Cheap and Healthy Foods
To elaborate on the concept of simple ingredients, here is a list of 7 nutrient-dense foods/ingredients that I use almost daily that don’t cost much. Make these the staple of your diet:
1) Beans and Legumes – packed with protein, iron, and vitamin B. They are also a great source of fiber. They are extremely versatile and can be added to almost any dish! Can be as little as $0.75 for a can
2) Peanut Butter – loaded with healthy fats and protein (see blog on the benefits of dietary fats). It is also a great source of fiber. Just be careful, it’s addicting! Can be as little as $4.00 for a kg jar
3) Eggs – a great source of protein and healthy (good) cholesterol. Sunny-side up, poached, hard-boiled? You decide! Can be as little as $3.00 for a dozen
4) Oatmeal – a great source of fiber and protein. It also helps lower levels of bad cholesterol. This recommendation is not to be confused with the sugar-infused pre-packaged oatmeal!
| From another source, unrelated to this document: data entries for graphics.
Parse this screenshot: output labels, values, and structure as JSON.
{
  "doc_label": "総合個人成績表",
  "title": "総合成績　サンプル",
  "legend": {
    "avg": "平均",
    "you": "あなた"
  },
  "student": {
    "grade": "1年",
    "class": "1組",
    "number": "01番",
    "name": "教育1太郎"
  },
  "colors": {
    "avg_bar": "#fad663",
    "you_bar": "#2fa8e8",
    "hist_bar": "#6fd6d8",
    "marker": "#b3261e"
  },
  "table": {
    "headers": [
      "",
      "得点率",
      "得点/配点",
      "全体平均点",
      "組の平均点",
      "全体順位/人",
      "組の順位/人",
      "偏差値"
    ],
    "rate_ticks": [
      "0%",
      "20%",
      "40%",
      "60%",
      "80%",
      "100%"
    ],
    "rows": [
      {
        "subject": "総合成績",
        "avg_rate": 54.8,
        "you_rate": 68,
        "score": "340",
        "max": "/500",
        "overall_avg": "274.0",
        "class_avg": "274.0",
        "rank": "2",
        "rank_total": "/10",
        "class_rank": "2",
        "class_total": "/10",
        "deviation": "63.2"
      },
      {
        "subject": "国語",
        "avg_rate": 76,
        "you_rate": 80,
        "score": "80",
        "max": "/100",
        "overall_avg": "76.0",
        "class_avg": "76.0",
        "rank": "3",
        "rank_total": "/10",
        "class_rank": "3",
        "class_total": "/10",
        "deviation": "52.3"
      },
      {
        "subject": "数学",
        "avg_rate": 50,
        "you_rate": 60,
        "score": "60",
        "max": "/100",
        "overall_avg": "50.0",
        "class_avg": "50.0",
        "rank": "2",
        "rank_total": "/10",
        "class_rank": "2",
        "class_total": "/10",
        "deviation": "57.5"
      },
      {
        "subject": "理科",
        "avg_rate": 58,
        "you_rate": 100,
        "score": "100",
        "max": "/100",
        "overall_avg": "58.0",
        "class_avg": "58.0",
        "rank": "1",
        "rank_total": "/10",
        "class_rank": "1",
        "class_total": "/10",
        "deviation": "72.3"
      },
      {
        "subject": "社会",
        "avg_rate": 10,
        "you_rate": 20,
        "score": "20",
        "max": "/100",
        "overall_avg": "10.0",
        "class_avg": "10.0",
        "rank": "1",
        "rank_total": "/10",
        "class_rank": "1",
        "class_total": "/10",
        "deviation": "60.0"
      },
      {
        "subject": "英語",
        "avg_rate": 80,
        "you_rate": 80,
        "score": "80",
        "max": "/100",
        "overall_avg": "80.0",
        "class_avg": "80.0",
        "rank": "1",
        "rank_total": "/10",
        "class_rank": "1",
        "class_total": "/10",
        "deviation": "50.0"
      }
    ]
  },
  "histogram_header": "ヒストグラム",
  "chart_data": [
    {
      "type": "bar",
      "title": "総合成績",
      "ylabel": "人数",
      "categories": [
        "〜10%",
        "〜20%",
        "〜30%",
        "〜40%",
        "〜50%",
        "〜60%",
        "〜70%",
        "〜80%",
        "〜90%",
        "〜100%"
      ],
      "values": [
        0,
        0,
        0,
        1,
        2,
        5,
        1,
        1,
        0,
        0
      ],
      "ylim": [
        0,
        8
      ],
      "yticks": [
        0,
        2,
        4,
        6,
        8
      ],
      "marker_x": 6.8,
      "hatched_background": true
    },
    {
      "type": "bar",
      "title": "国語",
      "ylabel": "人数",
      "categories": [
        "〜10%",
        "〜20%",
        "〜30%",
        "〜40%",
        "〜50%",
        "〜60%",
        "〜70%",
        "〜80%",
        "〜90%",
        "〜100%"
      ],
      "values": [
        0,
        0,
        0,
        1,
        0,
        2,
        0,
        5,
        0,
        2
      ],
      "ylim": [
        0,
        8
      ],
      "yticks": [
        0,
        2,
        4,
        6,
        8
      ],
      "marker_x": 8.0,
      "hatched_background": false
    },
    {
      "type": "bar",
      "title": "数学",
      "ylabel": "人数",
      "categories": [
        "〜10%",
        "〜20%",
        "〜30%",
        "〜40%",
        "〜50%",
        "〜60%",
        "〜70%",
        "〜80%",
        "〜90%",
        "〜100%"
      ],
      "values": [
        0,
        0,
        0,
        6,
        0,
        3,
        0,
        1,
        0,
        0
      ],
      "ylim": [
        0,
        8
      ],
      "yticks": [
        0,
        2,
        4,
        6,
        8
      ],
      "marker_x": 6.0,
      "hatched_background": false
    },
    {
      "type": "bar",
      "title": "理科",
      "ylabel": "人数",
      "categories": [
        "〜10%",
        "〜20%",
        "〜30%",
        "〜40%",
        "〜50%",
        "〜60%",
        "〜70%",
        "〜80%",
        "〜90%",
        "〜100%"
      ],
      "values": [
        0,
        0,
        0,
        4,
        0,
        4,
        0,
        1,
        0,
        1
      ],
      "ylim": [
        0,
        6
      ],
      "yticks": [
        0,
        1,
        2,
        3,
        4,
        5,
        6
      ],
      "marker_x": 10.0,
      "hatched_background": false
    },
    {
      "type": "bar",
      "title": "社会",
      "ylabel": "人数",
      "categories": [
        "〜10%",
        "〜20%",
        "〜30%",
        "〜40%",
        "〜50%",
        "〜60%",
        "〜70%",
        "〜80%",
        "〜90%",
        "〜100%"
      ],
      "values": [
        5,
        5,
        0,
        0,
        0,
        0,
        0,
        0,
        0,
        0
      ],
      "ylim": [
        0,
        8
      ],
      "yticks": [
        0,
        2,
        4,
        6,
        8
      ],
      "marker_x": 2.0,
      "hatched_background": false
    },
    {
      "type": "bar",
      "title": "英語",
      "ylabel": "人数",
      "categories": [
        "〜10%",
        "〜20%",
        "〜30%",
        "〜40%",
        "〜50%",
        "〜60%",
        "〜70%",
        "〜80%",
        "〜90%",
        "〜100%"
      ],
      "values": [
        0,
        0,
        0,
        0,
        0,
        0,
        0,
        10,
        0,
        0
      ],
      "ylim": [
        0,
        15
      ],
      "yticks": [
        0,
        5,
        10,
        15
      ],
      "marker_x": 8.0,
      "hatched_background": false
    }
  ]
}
Can be as little as $3.00 for a kg bag
5) Kale – low in calories while being one of the most nutrient-dense foods on the planet. High in fiber, antioxidants, vitamin C – what more can you ask for? Can be as little as $1.00 for a bunch
6) Frozen Vegetables – a high concentration of nutrients and vitamins. Be sure to steam your vegetables in order to preserve as many of the nutrients as possible. Frozen vegetables are also pre-chopped or pre-cut. Nutritious and convenient! Can be as little as $3.00 for a 2kg bag
7) Seeds and Nuts – nutrient-rich and loaded with healthy fats. A bit more expensive than the other ingredients in this list but you don’t need more than a small handful at a time! Can be as little as $1.00 per 100g
8) Bonus – Canned Tuna – packed with protein, each can having 30 grams of protein. Protein can be quite expensive. But, at a dollar a can, it’s no surprise that tuna is so popular in the bodybuilding community! Can be as little as $0.79 per can
This is Your Year
No more self-loathing and self-pity. No more guilt. It’s time to take control of your life and achieve the goals that you deserve to achieve. The tools for your success have been provided! It’s your choice whether or not you use them.